UK money numbers badly distorted by credit crisis
Broad money supply and credit numbers have been boosted by the financial crisis and the Bank of England’s special liquidity scheme (SLS) has increased the distortion.
The money supply effect is the result of banks cutting back on traditional unsecured interbank lending in favour of various forms of secured loans. These secured loans are typically channelled through non-bank financial institutions, often bank subsidiaries, whose transactions are included in M4 and M4 lending.
The money holdings and bank borrowing of these “intermediate other financial companies” – to use the Bank of England’s terminology – have no implication for spending on goods and services and should be removed from the data for the purposes of monetary analysis. The effect is similar to “roundtripping”, which occurred in the 1980s when non-financial companies took advantage of interest rate anomalies to borrow from banks and redeposit the funds at a higher rate.
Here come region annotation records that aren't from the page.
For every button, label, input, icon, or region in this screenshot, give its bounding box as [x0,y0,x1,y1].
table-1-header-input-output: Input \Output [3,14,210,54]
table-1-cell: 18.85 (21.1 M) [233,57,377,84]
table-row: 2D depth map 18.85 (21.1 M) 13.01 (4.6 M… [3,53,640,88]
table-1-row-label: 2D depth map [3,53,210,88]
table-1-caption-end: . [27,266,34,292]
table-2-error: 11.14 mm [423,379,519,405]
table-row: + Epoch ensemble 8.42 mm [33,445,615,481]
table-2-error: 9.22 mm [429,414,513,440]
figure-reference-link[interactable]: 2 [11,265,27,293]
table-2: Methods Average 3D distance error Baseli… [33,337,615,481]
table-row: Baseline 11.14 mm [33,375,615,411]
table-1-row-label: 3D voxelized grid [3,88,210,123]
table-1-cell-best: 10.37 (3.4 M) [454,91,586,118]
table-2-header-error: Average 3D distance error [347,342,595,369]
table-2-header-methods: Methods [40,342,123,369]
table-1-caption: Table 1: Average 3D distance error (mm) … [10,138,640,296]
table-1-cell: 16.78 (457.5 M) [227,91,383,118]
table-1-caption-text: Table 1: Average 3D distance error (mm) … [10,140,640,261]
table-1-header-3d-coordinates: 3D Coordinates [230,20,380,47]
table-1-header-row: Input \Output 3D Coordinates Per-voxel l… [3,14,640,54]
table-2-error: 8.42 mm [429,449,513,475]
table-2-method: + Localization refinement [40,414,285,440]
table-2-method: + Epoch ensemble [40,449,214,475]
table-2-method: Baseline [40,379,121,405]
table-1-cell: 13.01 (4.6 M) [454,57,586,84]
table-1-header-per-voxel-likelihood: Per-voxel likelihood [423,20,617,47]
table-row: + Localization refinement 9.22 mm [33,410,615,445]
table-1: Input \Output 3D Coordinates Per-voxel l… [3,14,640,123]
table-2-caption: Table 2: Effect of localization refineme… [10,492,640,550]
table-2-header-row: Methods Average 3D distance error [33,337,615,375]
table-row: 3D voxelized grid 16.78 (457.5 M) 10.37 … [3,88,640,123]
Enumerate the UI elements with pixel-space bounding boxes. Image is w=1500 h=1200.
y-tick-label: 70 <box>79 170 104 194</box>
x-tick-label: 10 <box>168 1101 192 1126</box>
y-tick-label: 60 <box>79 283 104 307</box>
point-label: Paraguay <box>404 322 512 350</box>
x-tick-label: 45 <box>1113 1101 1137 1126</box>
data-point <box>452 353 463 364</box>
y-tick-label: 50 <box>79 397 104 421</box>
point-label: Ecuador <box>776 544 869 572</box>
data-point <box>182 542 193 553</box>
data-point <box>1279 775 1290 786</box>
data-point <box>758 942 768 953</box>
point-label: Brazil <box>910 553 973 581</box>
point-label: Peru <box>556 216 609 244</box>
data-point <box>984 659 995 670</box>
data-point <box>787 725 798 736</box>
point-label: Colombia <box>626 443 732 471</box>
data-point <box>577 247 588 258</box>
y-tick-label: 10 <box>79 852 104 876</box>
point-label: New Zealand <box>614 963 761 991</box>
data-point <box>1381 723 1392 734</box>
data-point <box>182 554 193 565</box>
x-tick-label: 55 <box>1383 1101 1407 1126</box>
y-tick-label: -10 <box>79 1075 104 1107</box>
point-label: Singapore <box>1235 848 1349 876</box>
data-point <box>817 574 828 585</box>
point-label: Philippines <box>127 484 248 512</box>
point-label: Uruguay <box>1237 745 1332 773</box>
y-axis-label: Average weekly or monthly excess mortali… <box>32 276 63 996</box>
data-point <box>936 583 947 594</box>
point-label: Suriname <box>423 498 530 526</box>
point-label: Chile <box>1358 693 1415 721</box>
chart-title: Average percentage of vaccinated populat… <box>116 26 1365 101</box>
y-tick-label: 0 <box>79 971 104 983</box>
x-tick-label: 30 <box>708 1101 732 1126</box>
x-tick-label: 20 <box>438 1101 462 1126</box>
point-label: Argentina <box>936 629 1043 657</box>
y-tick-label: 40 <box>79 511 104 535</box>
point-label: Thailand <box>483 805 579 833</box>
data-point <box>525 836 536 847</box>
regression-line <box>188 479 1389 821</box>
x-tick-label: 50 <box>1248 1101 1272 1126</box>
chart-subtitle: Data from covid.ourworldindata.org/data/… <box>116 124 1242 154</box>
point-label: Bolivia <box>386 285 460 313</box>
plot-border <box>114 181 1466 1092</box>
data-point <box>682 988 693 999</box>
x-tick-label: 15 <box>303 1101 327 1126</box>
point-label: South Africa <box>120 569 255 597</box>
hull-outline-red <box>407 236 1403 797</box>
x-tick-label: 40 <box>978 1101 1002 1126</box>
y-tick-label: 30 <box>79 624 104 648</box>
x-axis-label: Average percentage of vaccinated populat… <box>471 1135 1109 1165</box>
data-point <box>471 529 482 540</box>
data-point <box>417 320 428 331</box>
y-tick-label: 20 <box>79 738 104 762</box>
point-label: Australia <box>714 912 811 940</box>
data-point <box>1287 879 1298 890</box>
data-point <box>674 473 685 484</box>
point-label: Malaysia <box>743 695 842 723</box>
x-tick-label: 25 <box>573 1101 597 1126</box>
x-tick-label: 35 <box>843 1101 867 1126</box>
The distortion has increased since the introduction in April of the SLS, which has expanded the available pool of high-quality collateral against which banks can borrow and lend.
Headline M4 and M4 lending rose by 11.2% and 13.5% respectively in the 12 months to June. Stripping out intermediate OFC flows, the growth rates fall to 6.5% and 9.4%, according to the Bank of England.
In the second quarter alone, when the SLS was in operation, headline M4 grew at a 11.7% annualised rate but the adjusted measure is estimated to have risen by just 3%.
The level and pace of slowdown of adjusted M4 growth warrant consideration of an interest rate cut but the MPC is constrained by high and rising inflation expectations, sterling weakness and fiscal laxity, likely to be confirmed by the coming Pre-Budget Report.